TIN news:  DP World has issued a warning that more sophisticated financing methods will be required if Africa is to benefit from the infrastructure transformation that would put its economies on sounder footing.
In a report the port operator commissioned from the Economist Intelligence Unit, entitled “Africa at the Crossroads—Bridging the infrastructure gap”, it said that increased recourse to public-private partnerships (PPPs) and sovereign and project bond issuance were required to develop and maintain infrastructure assets.
African governments raised $8bn of global sovereign bonds in 2014, up from $1bn a decade ago.
“To overcome infrastructure deficits on the continent, as much as $93bn will be required annually (approximately 10% of GDP), with only half of that amount currently available,” it said.
Activity is not keeping pace with average annual GDP growth of 5%. “Increasing levels of economic activity are taking place on a deficient network of roads, railways and power systems, not to mention the burden that the growing population places on public infrastructure such as sanitation systems.”
The last six years have seen a drop in performance. “Only 11.3% of trade in Africa is intra-regional, and exports remain skewed towards providing raw minerals to global markets.”
If Africa’s regions were better connected, market sizes would increase and encourage greater foreign investment which is still held back by market fragmentation.
The report said there was a direct link between road quality and mortality, with the 14 worst global performers all coming from Africa. The report identifies a $3.2bn investment shortfall: “Sub-Saharan Africa spends around $6.8bn per year on paving roads, but this figure needs to be closer to $10bn.”
The report accused Africa of having the least efficient ports in world. “Processing times for cargo are long, and none of the continent’s ports plays a significant role in international sea shipping, with the exception of Durban in South Africa,” it said.
The report said ‘hard infrastructure,’ such as roads, railways and ports, as well as ‘soft infrastructure,’ like governance, regulatory frameworks and trade agreements and facilitation, needed to improve.

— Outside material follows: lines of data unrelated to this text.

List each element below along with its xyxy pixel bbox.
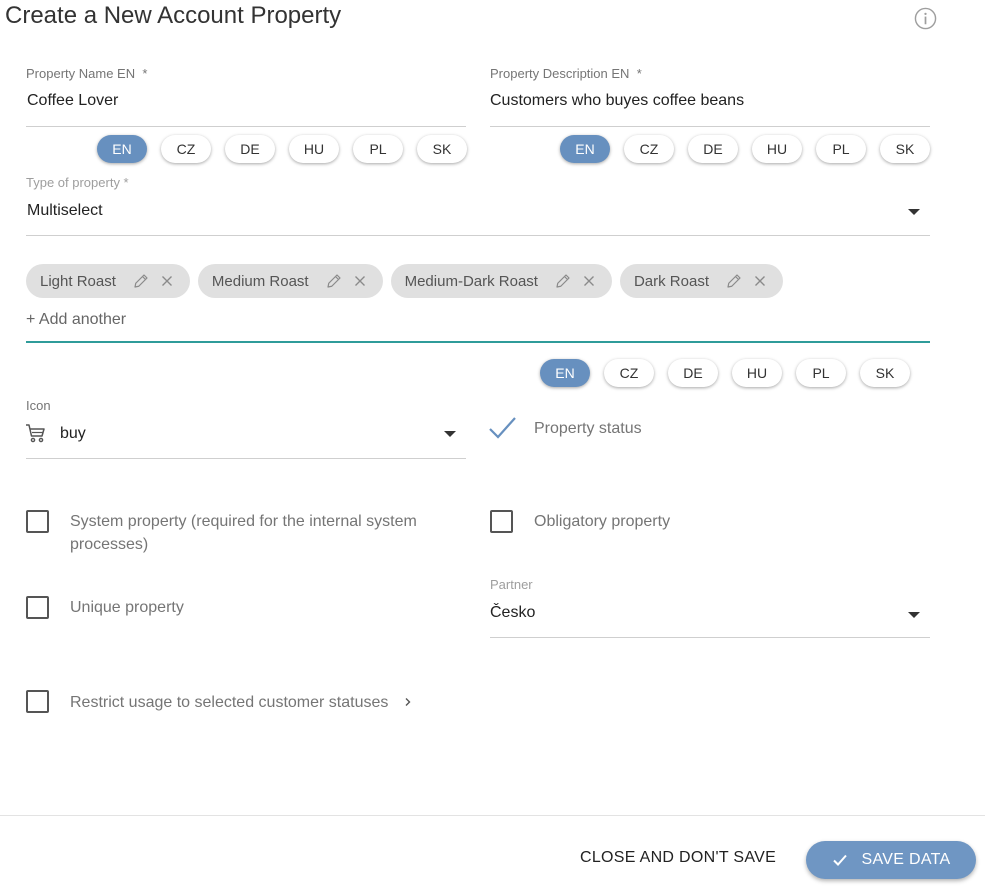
pencil-icon[interactable] <box>325 272 343 290</box>
close-icon[interactable] <box>580 272 598 290</box>
property-description-label: Property Description EN * <box>490 66 642 81</box>
pencil-icon[interactable] <box>725 272 743 290</box>
system-property-label: System property (required for the intern… <box>70 513 417 553</box>
icon-label: Icon <box>26 398 51 413</box>
lang-pl-button[interactable]: PL <box>353 135 403 163</box>
option-chip[interactable]: Medium-Dark Roast <box>390 264 612 298</box>
lang-de-button[interactable]: DE <box>668 359 718 387</box>
chip-label: Medium Roast <box>211 272 309 290</box>
info-icon[interactable] <box>914 7 937 30</box>
lang-pl-button[interactable]: PL <box>796 359 846 387</box>
footer-divider <box>0 815 985 816</box>
option-chip[interactable]: Dark Roast <box>619 264 783 298</box>
type-of-property-value: Multiselect <box>27 202 103 219</box>
chevron-right-icon[interactable] <box>403 697 413 707</box>
type-of-property-label: Type of property * <box>26 175 129 190</box>
obligatory-property-label: Obligatory property <box>534 513 671 530</box>
check-icon <box>832 854 847 866</box>
add-another-input[interactable]: + Add another <box>26 311 126 329</box>
icon-select[interactable]: Icon buy <box>26 398 466 460</box>
lang-hu-button[interactable]: HU <box>732 359 782 387</box>
icon-value: buy <box>60 425 86 442</box>
restrict-usage-label: Restrict usage to selected customer stat… <box>70 694 389 711</box>
close-icon[interactable] <box>751 272 769 290</box>
option-chips: Light Roast Medium Roast Medium-Dark Roa… <box>26 264 791 298</box>
lang-de-button[interactable]: DE <box>688 135 738 163</box>
lang-en-button[interactable]: EN <box>540 359 590 387</box>
pencil-icon[interactable] <box>132 272 150 290</box>
type-of-property-underline <box>26 235 930 236</box>
lang-de-button[interactable]: DE <box>225 135 275 163</box>
lang-en-button[interactable]: EN <box>97 135 147 163</box>
chevron-down-icon[interactable] <box>908 612 920 618</box>
property-description-underline <box>490 126 930 127</box>
chip-label: Light Roast <box>40 272 116 290</box>
chevron-down-icon[interactable] <box>444 431 456 437</box>
close-icon[interactable] <box>351 272 369 290</box>
icon-underline <box>26 458 466 459</box>
property-status-checkbox[interactable] <box>487 412 519 444</box>
dialog-title: Create a New Account Property <box>5 2 342 29</box>
lang-cz-button[interactable]: CZ <box>624 135 674 163</box>
option-chip[interactable]: Light Roast <box>26 264 190 298</box>
lang-cz-button[interactable]: CZ <box>161 135 211 163</box>
property-description-input[interactable]: Customers who buyes coffee beans <box>490 92 744 110</box>
save-button-label: SAVE DATA <box>861 851 951 868</box>
chip-label: Medium-Dark Roast <box>404 272 538 290</box>
property-status-label: Property status <box>534 420 642 437</box>
unique-property-checkbox[interactable] <box>26 596 49 619</box>
lang-hu-button[interactable]: HU <box>289 135 339 163</box>
partner-value: Česko <box>490 604 536 621</box>
property-name-label: Property Name EN * <box>26 66 148 81</box>
property-name-input[interactable]: Coffee Lover <box>27 92 118 110</box>
obligatory-property-checkbox[interactable] <box>490 510 513 533</box>
chevron-down-icon[interactable] <box>908 209 920 215</box>
chip-label: Dark Roast <box>633 272 709 290</box>
type-of-property-select[interactable]: Type of property * Multiselect <box>26 175 930 237</box>
restrict-usage-checkbox[interactable] <box>26 690 49 713</box>
property-description-field[interactable]: Property Description EN * Customers who … <box>490 66 930 128</box>
lang-hu-button[interactable]: HU <box>752 135 802 163</box>
property-description-lang-switch: EN CZ DE HU PL SK <box>560 135 930 163</box>
property-name-underline <box>26 126 466 127</box>
close-button[interactable]: CLOSE AND DON'T SAVE <box>580 849 776 867</box>
options-underline <box>26 341 930 343</box>
pencil-icon[interactable] <box>554 272 572 290</box>
shopping-cart-icon <box>26 424 45 443</box>
lang-sk-button[interactable]: SK <box>417 135 467 163</box>
lang-en-button[interactable]: EN <box>560 135 610 163</box>
options-lang-switch: EN CZ DE HU PL SK <box>540 359 910 387</box>
unique-property-label: Unique property <box>70 599 184 616</box>
partner-select[interactable]: Partner Česko <box>490 577 930 639</box>
property-name-lang-switch: EN CZ DE HU PL SK <box>97 135 467 163</box>
option-chip[interactable]: Medium Roast <box>197 264 383 298</box>
save-button[interactable]: SAVE DATA <box>806 841 976 879</box>
system-property-checkbox[interactable] <box>26 510 49 533</box>
lang-pl-button[interactable]: PL <box>816 135 866 163</box>
lang-sk-button[interactable]: SK <box>860 359 910 387</box>
lang-sk-button[interactable]: SK <box>880 135 930 163</box>
close-icon[interactable] <box>158 272 176 290</box>
lang-cz-button[interactable]: CZ <box>604 359 654 387</box>
property-name-field[interactable]: Property Name EN * Coffee Lover <box>26 66 466 128</box>
partner-underline <box>490 637 930 638</box>
partner-label: Partner <box>490 577 533 592</box>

It said only three African countries had ratified the Agreement on Trade Facilitation (ATF), proposed by the WTO, to improve technology, dissemination of information about new trade laws, and health and safety requirements.

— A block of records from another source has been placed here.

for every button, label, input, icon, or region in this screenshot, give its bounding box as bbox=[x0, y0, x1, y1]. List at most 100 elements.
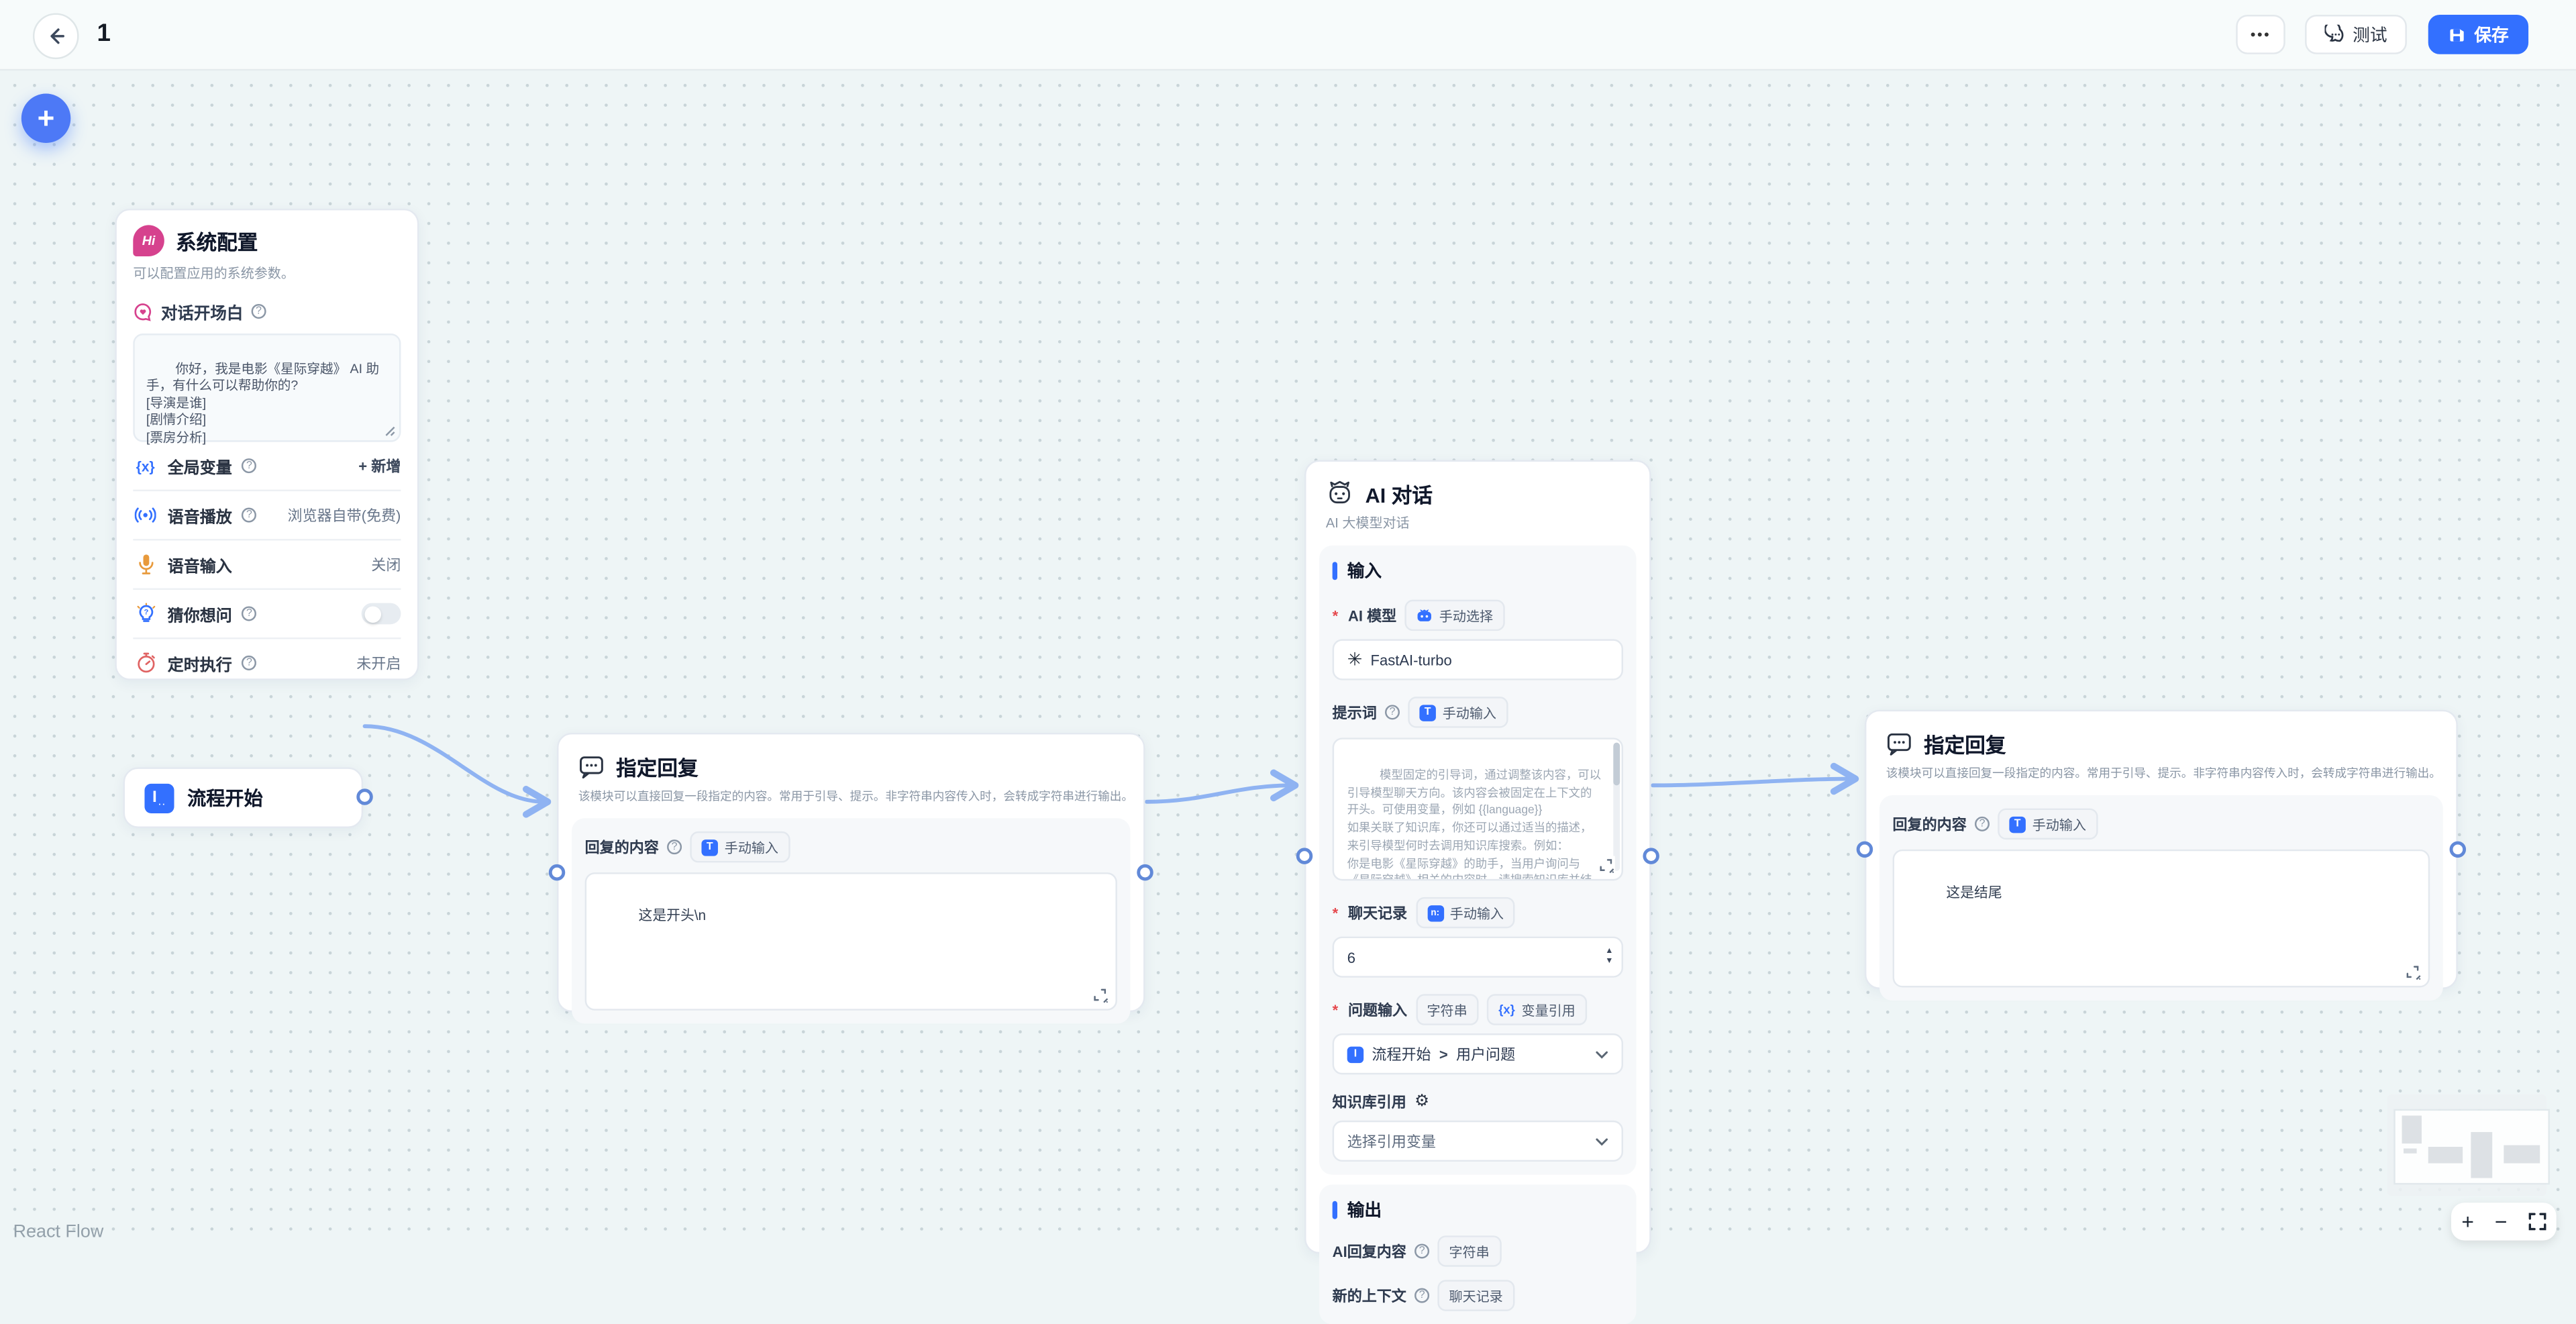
required-mark: * bbox=[1333, 1001, 1339, 1017]
help-icon[interactable]: ? bbox=[242, 656, 256, 670]
chevron-down-icon bbox=[1595, 1049, 1608, 1059]
expand-icon[interactable] bbox=[2404, 963, 2422, 981]
fullscreen-icon bbox=[2528, 1213, 2546, 1231]
question-source-select[interactable]: I 流程开始 > 用户问题 bbox=[1333, 1033, 1623, 1074]
text-type-icon: T bbox=[1419, 704, 1435, 720]
guess-question-row[interactable]: ? 猜你想问 ? bbox=[133, 590, 401, 638]
save-button[interactable]: 保存 bbox=[2428, 15, 2528, 54]
ai-response-label: AI回复内容 bbox=[1333, 1241, 1406, 1262]
help-icon[interactable]: ? bbox=[242, 508, 256, 523]
app-window: 1 ••• 测试 保存 + Hi 系统配置 bbox=[0, 0, 2576, 1246]
page-title: 1 bbox=[97, 19, 110, 48]
kb-settings-gear-icon[interactable]: ⚙ bbox=[1414, 1092, 1429, 1111]
expand-icon[interactable] bbox=[1091, 986, 1109, 1004]
voice-input-row[interactable]: 语音输入 关闭 bbox=[133, 541, 401, 589]
handle-reply-start-source[interactable] bbox=[1137, 864, 1153, 880]
voice-input-value: 关闭 bbox=[371, 554, 401, 575]
zoom-in-button[interactable]: + bbox=[2461, 1211, 2474, 1232]
flow-start-mini-icon: I bbox=[1347, 1046, 1363, 1062]
handle-start-source[interactable] bbox=[356, 788, 372, 805]
node-reply-end[interactable]: 指定回复 该模块可以直接回复一段指定的内容。常用于引导、提示。非字符串内容传入时… bbox=[1865, 710, 2458, 989]
resize-handle-icon[interactable] bbox=[382, 424, 396, 438]
openai-icon: ✳ bbox=[1347, 649, 1363, 670]
opening-label: 对话开场白 bbox=[161, 299, 243, 324]
manual-input-tag[interactable]: T手动输入 bbox=[1408, 697, 1508, 728]
stepper-up-icon[interactable]: ▲ bbox=[1605, 948, 1613, 956]
node-ai-chat[interactable]: AI 对话 AI 大模型对话 输入 * AI 模型 手动选择 ✳ FastAI-… bbox=[1304, 460, 1651, 1254]
reply-content-label: 回复的内容 bbox=[585, 836, 659, 858]
scheduled-run-label: 定时执行 bbox=[168, 652, 232, 674]
prompt-label: 提示词 bbox=[1333, 701, 1377, 723]
help-icon[interactable]: ? bbox=[242, 606, 256, 621]
handle-ai-source[interactable] bbox=[1643, 848, 1659, 864]
section-bar bbox=[1333, 562, 1337, 580]
prompt-textarea[interactable]: 模型固定的引导词，通过调整该内容，可以引导模型聊天方向。该内容会被固定在上下文的… bbox=[1333, 737, 1623, 880]
help-icon[interactable]: ? bbox=[252, 304, 266, 319]
reply-bubble-icon bbox=[578, 754, 605, 780]
test-button[interactable]: 测试 bbox=[2305, 15, 2407, 54]
required-mark: * bbox=[1333, 905, 1339, 921]
more-menu-button[interactable]: ••• bbox=[2236, 15, 2285, 54]
scheduled-run-row[interactable]: 定时执行 ? 未开启 bbox=[133, 639, 401, 686]
manual-select-tag[interactable]: 手动选择 bbox=[1404, 600, 1504, 631]
node-flow-start[interactable]: I.. 流程开始 bbox=[123, 767, 363, 828]
reply-content-value: 这是开头\n bbox=[639, 907, 707, 923]
add-node-button[interactable]: + bbox=[21, 94, 70, 143]
minimap-node bbox=[2404, 1148, 2417, 1153]
help-icon[interactable]: ? bbox=[242, 458, 256, 473]
manual-input-tag[interactable]: T手动输入 bbox=[690, 831, 790, 863]
chevron-right-icon: > bbox=[1439, 1046, 1448, 1062]
node-reply-start[interactable]: 指定回复 该模块可以直接回复一段指定的内容。常用于引导、提示。非字符串内容传入时… bbox=[557, 733, 1145, 1012]
minimap[interactable] bbox=[2387, 1094, 2546, 1196]
system-config-panel[interactable]: Hi 系统配置 可以配置应用的系统参数。 对话开场白 ? 你好，我是电影《星际穿… bbox=[115, 209, 419, 680]
guess-question-toggle[interactable] bbox=[362, 603, 401, 625]
expand-icon[interactable] bbox=[1597, 856, 1615, 874]
help-icon[interactable]: ? bbox=[1975, 817, 1990, 831]
edge-reply-to-ai bbox=[1147, 785, 1291, 801]
new-context-label: 新的上下文 bbox=[1333, 1285, 1406, 1307]
manual-input-tag[interactable]: n:手动输入 bbox=[1415, 897, 1515, 929]
reply-node-description: 该模块可以直接回复一段指定的内容。常用于引导、提示。非字符串内容传入时，会转成字… bbox=[558, 782, 1143, 805]
lightbulb-icon: ? bbox=[136, 603, 155, 625]
help-icon[interactable]: ? bbox=[1385, 705, 1400, 719]
help-icon[interactable]: ? bbox=[1414, 1288, 1429, 1303]
history-number-input[interactable]: 6 ▲▼ bbox=[1333, 937, 1623, 978]
reply-content-label: 回复的内容 bbox=[1893, 813, 1967, 835]
help-icon[interactable]: ? bbox=[667, 839, 682, 854]
string-type-tag: 字符串 bbox=[1415, 994, 1478, 1025]
save-icon bbox=[2448, 26, 2466, 44]
top-bar: 1 ••• 测试 保存 bbox=[0, 0, 2576, 70]
handle-reply-end-source[interactable] bbox=[2450, 842, 2466, 858]
minimap-node bbox=[2471, 1132, 2492, 1178]
reply-content-textarea[interactable]: 这是开头\n bbox=[585, 872, 1117, 1011]
handle-reply-start-target[interactable] bbox=[549, 864, 565, 880]
guess-question-label: 猜你想问 bbox=[168, 602, 232, 625]
opening-textarea[interactable]: 你好，我是电影《星际穿越》 AI 助手，有什么可以帮助你的? [导演是谁] [剧… bbox=[133, 334, 401, 442]
hi-chat-icon: Hi bbox=[133, 225, 164, 256]
add-variable-button[interactable]: + 新增 bbox=[358, 455, 401, 476]
scheduled-run-value: 未开启 bbox=[356, 652, 401, 674]
reply-content-textarea[interactable]: 这是结尾 bbox=[1893, 850, 2430, 988]
chat-bubble-icon bbox=[2324, 25, 2344, 44]
reply-node-title: 指定回复 bbox=[616, 751, 698, 782]
kb-ref-select[interactable]: 选择引用变量 bbox=[1333, 1121, 1623, 1162]
required-mark: * bbox=[1333, 607, 1339, 623]
handle-reply-end-target[interactable] bbox=[1857, 842, 1873, 858]
system-config-title: 系统配置 bbox=[176, 225, 258, 256]
zoom-out-button[interactable]: − bbox=[2495, 1211, 2508, 1232]
text-type-icon: T bbox=[702, 839, 718, 855]
variable-ref-tag[interactable]: {x}变量引用 bbox=[1487, 994, 1587, 1025]
fit-view-button[interactable] bbox=[2528, 1213, 2546, 1231]
robot-mini-icon bbox=[1416, 608, 1433, 623]
voice-playback-row[interactable]: 语音播放 ? 浏览器自带(免费) bbox=[133, 491, 401, 539]
manual-input-tag[interactable]: T手动输入 bbox=[1998, 809, 2098, 840]
back-button[interactable] bbox=[33, 13, 79, 60]
scrollbar[interactable] bbox=[1613, 743, 1619, 871]
ai-model-select[interactable]: ✳ FastAI-turbo bbox=[1333, 639, 1623, 680]
prompt-placeholder: 模型固定的引导词，通过调整该内容，可以引导模型聊天方向。该内容会被固定在上下文的… bbox=[1347, 768, 1601, 880]
edge-start-to-reply bbox=[365, 726, 544, 802]
number-type-icon: n: bbox=[1427, 905, 1443, 921]
handle-ai-target[interactable] bbox=[1296, 848, 1312, 864]
stepper-down-icon[interactable]: ▼ bbox=[1605, 958, 1613, 966]
flow-canvas[interactable]: + Hi 系统配置 可以配置应用的系统参数。 对话开场白 ? 你好，我是电影《星… bbox=[0, 70, 2576, 1246]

The deal requires ratification by two-thirds of WTO members, but to date, Mauritius, Botswana and Niger are the only African countries, out of a total of 20 nations worldwide, to approve the charter.
While it praised several examples of progress, often China-led, and the development contribution of multi-lateral institutions like the World Bank and the New Partnership for Africa’s Development (NEPAD), it said the continent was moving at a rate “with which its infrastructure cannot keep up.”
Although three major African trade blocks consisting of 26 countries recently agreed to harmonise, DP World is calling for a pan-African free trade agreement.
DP World operates two ports in sub-Saharan Africa, at Djibouti and Mozambique, and is developing one more in Senegal.